A proteomics-based survey reveals thrombospondin-4 as a ligand regulated by the mannose receptor in the injured lung

• Published in: The Journal of biological chemistry Vol. 300; no. 5; p. 107284
• Main Authors: Nørregaard, Kirstine S., Jürgensen, Henrik J., Heltberg, Signe S., Gårdsvoll, Henrik, Bugge, Thomas H., Schoof, Erwin M., Engelholm, Lars H., Behrendt, Niels
• Format: Journal Article
• Language: English
• Published: United States Elsevier Inc 01.05.2024; American Society for Biochemistry and Molecular Biology
• Subjects: Animals; CHO Cells; Cricetulus; Endocytosis; Lectins, C-Type - genetics; Lectins, C-Type - metabolism; Ligands; Lipopolysaccharides - toxicity; Lung - metabolism; Lung - pathology; Lung Injury - metabolism; Lung Injury - pathology; macrophage; Macrophages, Alveolar - metabolism; Macrophages, Alveolar - pathology; Mannose Receptor; Mannose-Binding Lectins - genetics; Mannose-Binding Lectins - metabolism; mass spectrometry (MS); Mice; Mice, Knockout; protein turnover; proteomics; Proteomics - methods; Receptors, Cell Surface - genetics; Receptors, Cell Surface - metabolism; Thrombospondins - genetics; Thrombospondins - metabolism; urokinase plasminogen activator-associated protein (uPARAP/Endo180); AF647; RT; proteomics; IHC; MR; MS; BALF; urokinase plasminogen activator-associated protein (uPARAP/Endo180); Fn-II; macrophage; SCX; SPS MS3; BAL; LPS; PLA2R; TSP; BSA; protein turnover; uPARAP; endocytosis; TMT; AGC; ELF; mass spectrometry (MS)

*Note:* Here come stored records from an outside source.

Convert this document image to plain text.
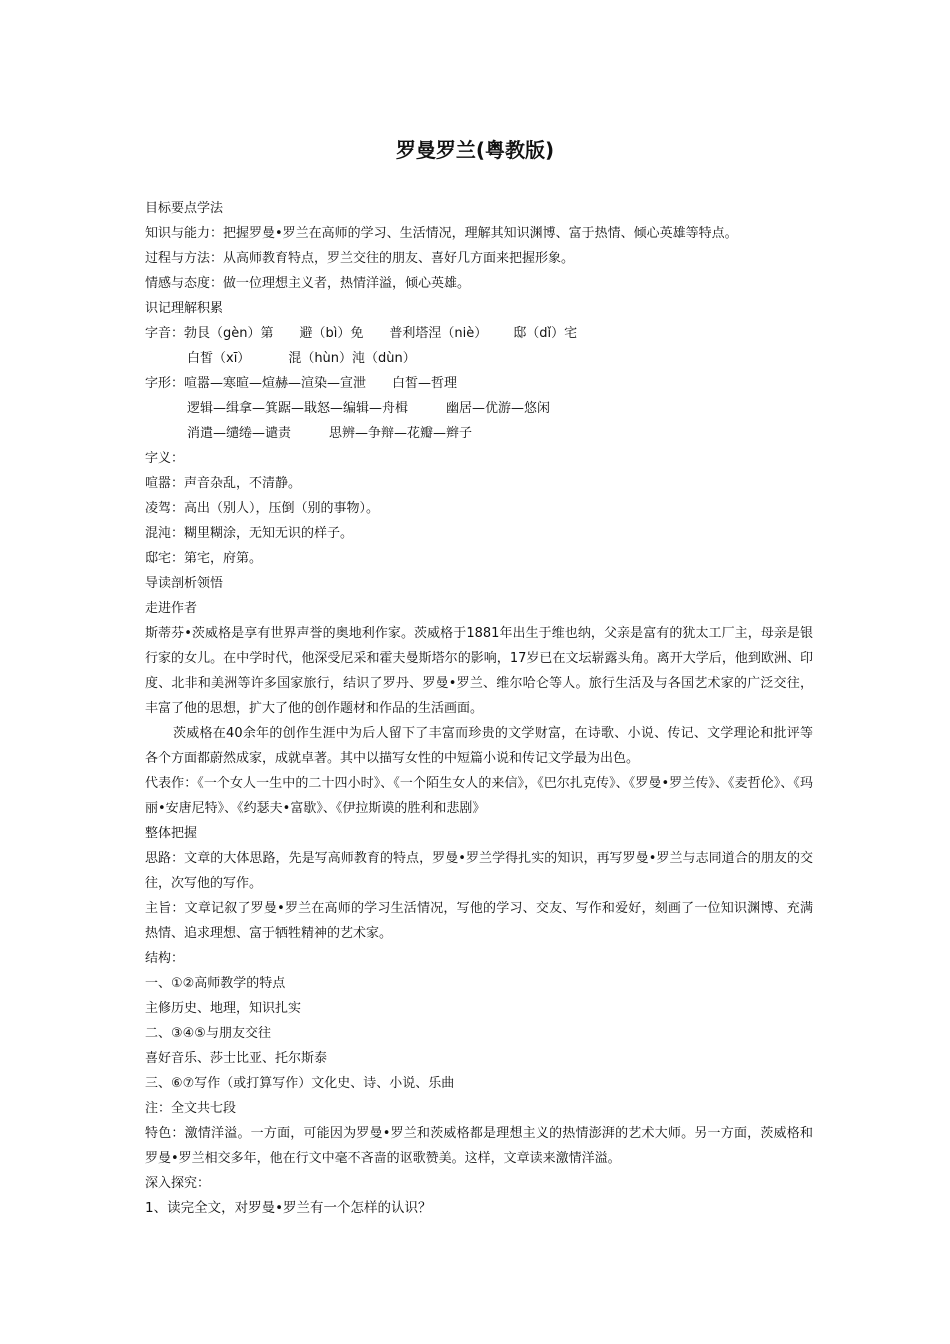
罗曼罗兰(粤教版)
目标要点学法
知识与能力：把握罗曼•罗兰在高师的学习、生活情况，理解其知识渊博、富于热情、倾心英雄等特点。
过程与方法：从高师教育特点，罗兰交往的朋友、喜好几方面来把握形象。
情感与态度：做一位理想主义者，热情洋溢，倾心英雄。
识记理解积累
字音：勃艮（gèn）第 避（bì）免 普利塔涅（niè） 邸（dǐ）宅
白皙（xī）	混（hùn）沌（dùn）
字形：喧嚣—寒暄—煊赫—渲染—宣泄 白皙—哲理
逻辑—缉拿—箕踞—戢怒—编辑—舟楫	幽居—优游—悠闲
消遣—缱绻—谴责	思辨—争辩—花瓣—辫子
字义：
喧嚣：声音杂乱，不清静。
凌驾：高出（别人），压倒（别的事物）。
混沌：糊里糊涂，无知无识的样子。
邸宅：第宅，府第。
导读剖析领悟
走进作者
斯蒂芬•茨威格是享有世界声誉的奥地利作家。茨威格于1881年出生于维也纳，父亲是富有的犹太工厂主，母亲是银行家的女儿。在中学时代，他深受尼采和霍夫曼斯塔尔的影响，17岁已在文坛崭露头角。离开大学后，他到欧洲、印度、北非和美洲等许多国家旅行，结识了罗丹、罗曼•罗兰、维尔哈仑等人。旅行生活及与各国艺术家的广泛交往，丰富了他的思想，扩大了他的创作题材和作品的生活画面。
茨威格在40余年的创作生涯中为后人留下了丰富而珍贵的文学财富，在诗歌、小说、传记、文学理论和批评等各个方面都蔚然成家，成就卓著。其中以描写女性的中短篇小说和传记文学最为出色。
代表作：《一个女人一生中的二十四小时》、《一个陌生女人的来信》，《巴尔扎克传》、《罗曼•罗兰传》、《麦哲伦》、《玛丽•安唐尼特》、《约瑟夫•富歇》、《伊拉斯谟的胜利和悲剧》
整体把握
思路：文章的大体思路，先是写高师教育的特点，罗曼•罗兰学得扎实的知识，再写罗曼•罗兰与志同道合的朋友的交往，次写他的写作。
主旨：文章记叙了罗曼•罗兰在高师的学习生活情况，写他的学习、交友、写作和爱好，刻画了一位知识渊博、充满热情、追求理想、富于牺牲精神的艺术家。
结构：
一、①②高师教学的特点
主修历史、地理，知识扎实
二、③④⑤与朋友交往
喜好音乐、莎士比亚、托尔斯泰
三、⑥⑦写作（或打算写作）文化史、诗、小说、乐曲
注：全文共七段
特色：激情洋溢。一方面，可能因为罗曼•罗兰和茨威格都是理想主义的热情澎湃的艺术大师。另一方面，茨威格和罗曼•罗兰相交多年，他在行文中毫不吝啬的讴歌赞美。这样，文章读来激情洋溢。
深入探究：
1、读完全文，对罗曼•罗兰有一个怎样的认识？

• ISSN: 0021-9258; 1083-351X
• DOI: 10.1016/j.jbc.2024.107284

Receptor-mediated cellular uptake of specific ligands constitutes an important step in the dynamic regulation of individual protein levels in extracellular fluids. With a focus on the inflammatory lung, we here performed a proteomics-based search for novel ligands regulated by the mannose receptor (MR), a macrophage-expressed endocytic receptor. WT and MR-deficient mice were exposed to lipopolysaccharide, after which the protein content in their lung epithelial lining fluid was compared by tandem mass tag-based mass spectrometry. More than 1200 proteins were identified in the epithelial lining fluid using this unbiased approach, but only six showed a statistically different abundance. Among these, an unexpected potential new ligand, thrombospondin-4 (TSP-4), displayed a striking 17-fold increased abundance in the MR-deficient mice. Experiments using exogenous addition of TSP-4 to MR-transfected CHO cells or MR-positive alveolar macrophages confirmed that TSP-4 is a ligand for MR-dependent endocytosis. Similar studies revealed that the molecular interaction with TSP-4 depends on both the lectin activity and the fibronectin type-II domain of MR and that a closely related member of the TSP family, TSP-5, is also efficiently internalized by the receptor. This was unlike the other members of this protein family, including TSPs −1 and −2, which are ligands for a close MR homologue known as urokinase plasminogen activator receptor-associated protein. Our study shows that MR takes part in the regulation of TSP-4, an important inflammatory component in the injured lung, and that two closely related endocytic receptors, expressed on different cell types, undertake the selective endocytosis of distinct members of the TSP family.